If `f (x) =(ax +b)/( cx +d)`and (fof) x= x, `then

To solve the problem, we need to find the conditions under which the function \( f(f(x)) = x \) holds true for the function defined as: \[ f(x) = \frac{ax + b}{cx + d} \] ### Step 1: Find \( f(f(x)) \) First, we need to compute \( f(f(x)) \).

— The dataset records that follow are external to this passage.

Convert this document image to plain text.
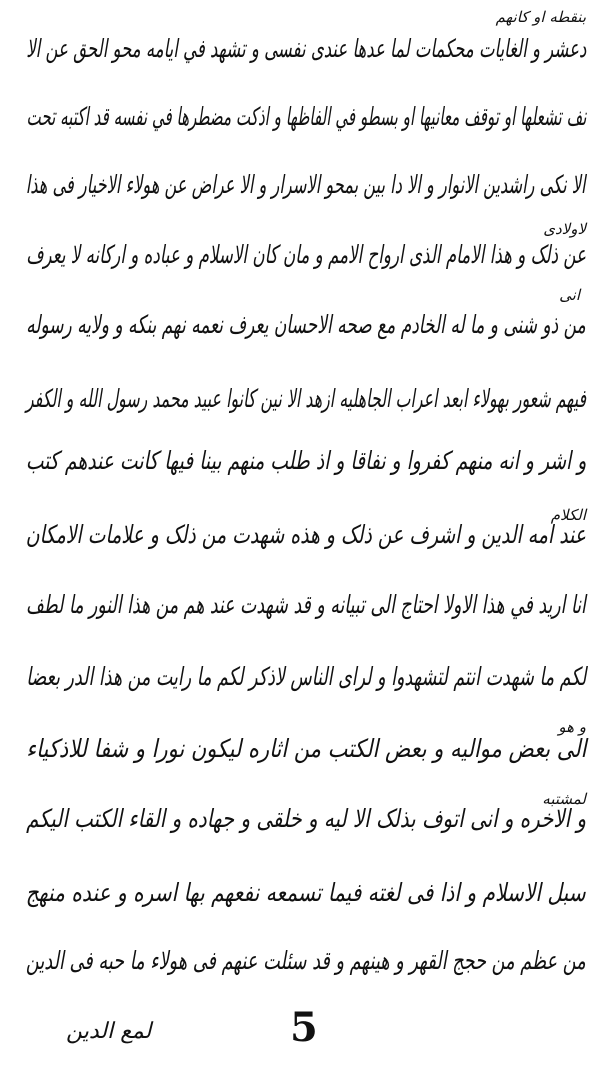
دعشر و الغایات محکمات لما عدها عندی نفسی و تشهد في ایامه محو الحق عن الا
نف تشعلها او توقف معانيها او بسطو في الفاظها و اذکت مضطرها في نفسه قد اکتبه تحت
الا نکی راشدین الانوار و الا دا بین بمحو الاسرار و الا عراض عن هولاء الاخیار فی هذا
عن ذلک و هذا الامام الذی ارواح الامم و مان کان الاسلام و عباده و ارکانه لا یعرف
من ذو شنی و ما له الخادم مع صحه الاحسان یعرف نعمه نهم بنکه و ولایه رسوله
فیهم شعور بهولاء ابعد اعراب الجاهلیه ازهد الا نین کانوا عبید محمد رسول الله و الکفر
و اشر و انه منهم کفروا و نفاقا و اذ طلب منهم بینا فیها کانت عندهم کتب
عند امه الدین و اشرف عن ذلک و هذه شهدت من ذلک و علامات الامکان
انا ارید في هذا الاولا احتاج الی تبیانه و قد شهدت عند هم من هذا النور ما لطف
لکم ما شهدت انتم لتشهدوا و لرای الناس لاذکر لکم ما رایت من هذا الدر بعضا
الی بعض مواليه و بعض الکتب من اثاره لیکون نورا و شفا للاذکیاء
و الاخره و انی اتوف بذلک الا لیه و خلقی و جهاده و القاء الکتب الیکم
سبل الاسلام و اذا فی لغته فیما تسمعه نفعهم بها اسره و عنده منهج
من عظم من حجج القهر و هینهم و قد سئلت عنهم فی هولاء ما حبه فی الدین
بنقطه او کانهم
انی
لاولادی
و هو
الکلام
لمشتبه
5
لمع الدین
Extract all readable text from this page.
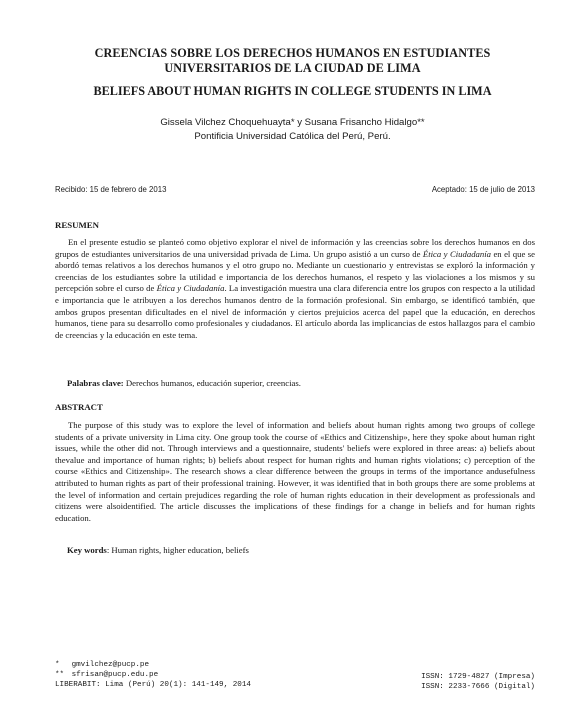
CREENCIAS SOBRE LOS DERECHOS HUMANOS EN ESTUDIANTES UNIVERSITARIOS DE LA CIUDAD DE LIMA
BELIEFS ABOUT HUMAN RIGHTS IN COLLEGE STUDENTS IN LIMA
Gissela Vilchez Choquehuayta* y Susana Frisancho Hidalgo**
Pontificia Universidad Católica del Perú, Perú.
Recibido: 15 de febrero de 2013	Aceptado: 15 de julio de 2013
RESUMEN

En el presente estudio se planteó como objetivo explorar el nivel de información y las creencias sobre los derechos humanos en dos grupos de estudiantes universitarios de una universidad privada de Lima. Un grupo asistió a un curso de Ética y Ciudadanía en el que se abordó temas relativos a los derechos humanos y el otro grupo no. Mediante un cuestionario y entrevistas se exploró la información y creencias de los estudiantes sobre la utilidad e importancia de los derechos humanos, el respeto y las violaciones a los mismos y su percepción sobre el curso de Ética y Ciudadanía. La investigación muestra una clara diferencia entre los grupos con respecto a la utilidad e importancia que le atribuyen a los derechos humanos dentro de la formación profesional. Sin embargo, se identificó también, que ambos grupos presentan dificultades en el nivel de información y ciertos prejuicios acerca del papel que la educación, en derechos humanos, tiene para su desarrollo como profesionales y ciudadanos. El artículo aborda las implicancias de estos hallazgos para el cambio de creencias y la educación en este tema.

Palabras clave: Derechos humanos, educación superior, creencias.
ABSTRACT

The purpose of this study was to explore the level of information and beliefs about human rights among two groups of college students of a private university in Lima city. One group took the course of «Ethics and Citizenship», here they spoke about human right issues, while the other did not. Through interviews and a questionnaire, students' beliefs were explored in three areas: a) beliefs about thevalue and importance of human rights; b) beliefs about respect for human rights and human rights violations; c) perception of the course «Ethics and Citizenship». The research shows a clear difference between the groups in terms of the importance andusefulness attributed to human rights as part of their professional training. However, it was identified that in both groups there are some problems at the level of information and certain prejudices regarding the role of human rights education in their development as professionals and citizens were alsoidentified. The article discusses the implications of these findings for a change in beliefs and for human rights education.

Key words: Human rights, higher education, beliefs
* gmvilchez@pucp.pe
** sfrisan@pucp.edu.pe
LIBERABIT: Lima (Perú) 20(1): 141-149, 2014
ISSN: 1729-4827 (Impresa)
ISSN: 2233-7666 (Digital)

We start by substituting \( f(x) \) into itself: \[ f(f(x)) = f\left(\frac{ax + b}{cx + d}\right) \] Using the definition of \( f(x) \): \[ f(f(x)) = \frac{a\left(\frac{ax + b}{cx + d}\right) + b}{c\left(\frac{ax + b}{cx + d}\right) + d} \] ### Step 2: Simplify the expression Now we simplify the numerator and denominator separately. **Numerator:** \[ = \frac{a(ax + b) + b(cx + d)}{cx + d} = \frac{a^2x + ab + bcx + bd}{cx + d} = \frac{(a^2 + bc)x + (ab + bd)}{cx + d} \] **Denominator:** \[ = c\left(\frac{ax + b}{cx + d}\right) + d = \frac{c(ax + b) + d(cx + d)}{cx + d} = \frac{acx + bc + dcx + d^2}{cx + d} = \frac{(ac + dc)x + (bc + d^2)}{cx + d} \] ### Step 3: Combine and simplify \( f(f(x)) \) Thus, we have: \[ f(f(x)) = \frac{(a^2 + bc)x + (ab + bd)}{(ac + dc)x + (bc + d^2)} \] ### Step 4: Set \( f(f(x)) = x \) Now, we set this equal to \( x \): \[ \frac{(a^2 + bc)x + (ab + bd)}{(ac + dc)x + (bc + d^2)} = x \] ### Step 5: Cross multiply Cross multiplying gives us: \[ (a^2 + bc)x + (ab + bd) = x((ac + dc)x + (bc + d^2)) \] Expanding the right side: \[ (a^2 + bc)x + (ab + bd) = (ac + dc)x^2 + (bc + d^2)x \] ### Step 6: Rearranging the equation Rearranging the equation, we get: \[ 0 = (ac + dc)x^2 + (bc + d^2 - a^2 - bc)x - (ab + bd) \] ### Step 7: Coefficients must equal zero For this quadratic equation to hold for all \( x \), the coefficients of \( x^2 \), \( x \), and the constant term must all equal zero: 1. \( ac + dc = 0 \) 2. \( bc + d^2 - a^2 - bc = 0 \) 3. \( - (ab + bd) = 0 \) ### Step 8: Solve the equations From the first equation: \[ c(a + d) = 0 \] This implies either \( c = 0 \) or \( a + d = 0 \). From the second equation: \[ d^2 - a^2 = 0 \implies d^2 = a^2 \implies d = a \text{ or } d = -a \] From the third equation: \[ ab + bd = 0 \implies b(a + d) = 0 \] This implies either \( b = 0 \) or \( a + d = 0 \). ### Conclusion Thus, the conditions derived are: 1. If \( c \neq 0 \), then \( a + d = 0 \) (i.e., \( d = -a \)). 2. If \( b = 0 \), the conditions still hold.